Persuading the world of healthcare professionals that studying women's unique biology would improve their lives has not been an easy task; many scientists and physicians are still not convinced that women are significantly different from men in any area except that of their reproductive biology. We expect no less difficulty in persuading the medical profession that the best way to care for both women and men will take into account their sex-specific, diverse, striking and, in almost every case, completely unexpected attributes. It will require convincing science, massive educational efforts of the professional and lay communities, and thoughtful assessment of what we achieve with each of the modifications we make.
Executive summary
The conviction that biological sex and gender are important determinants of human health is only 15 years old.

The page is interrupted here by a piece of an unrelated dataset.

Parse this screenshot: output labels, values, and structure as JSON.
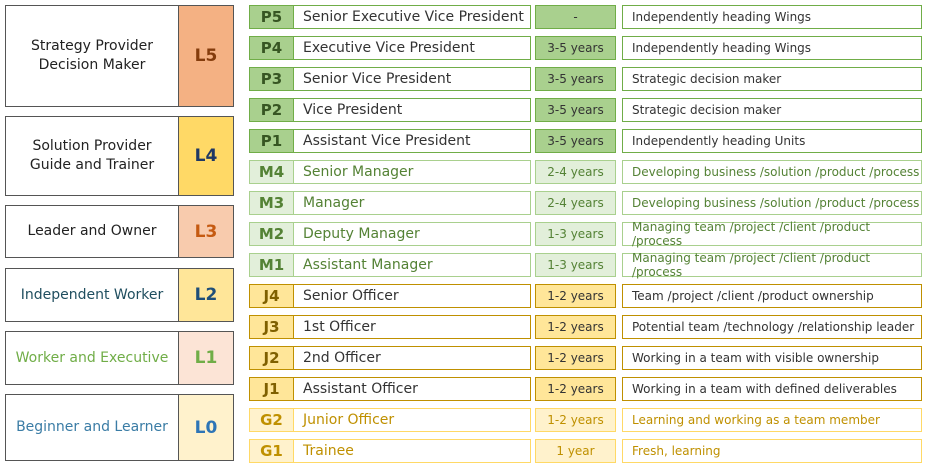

Our study of women has been imperfect and important gaps in our information remain; for example, the difficulties we have faced in the direct investigation of the premenopausal patient continue and have not been adequately addressed or remedied.
The effort to expand the discipline of women's health has been hampered by a commercialization and politicization of our efforts. For example, the mandate to include both sexes in human studies should logically be applied with the same rigor to research at other levels from work on populations of single cells to animal studies.
We have done a credible, if imperfect, job on developing a broader concept of the features of human biology that are unique to women. The same approach should now be extended to men and the wider concept of gender-specific medicine embraced at all levels from research to clinical care.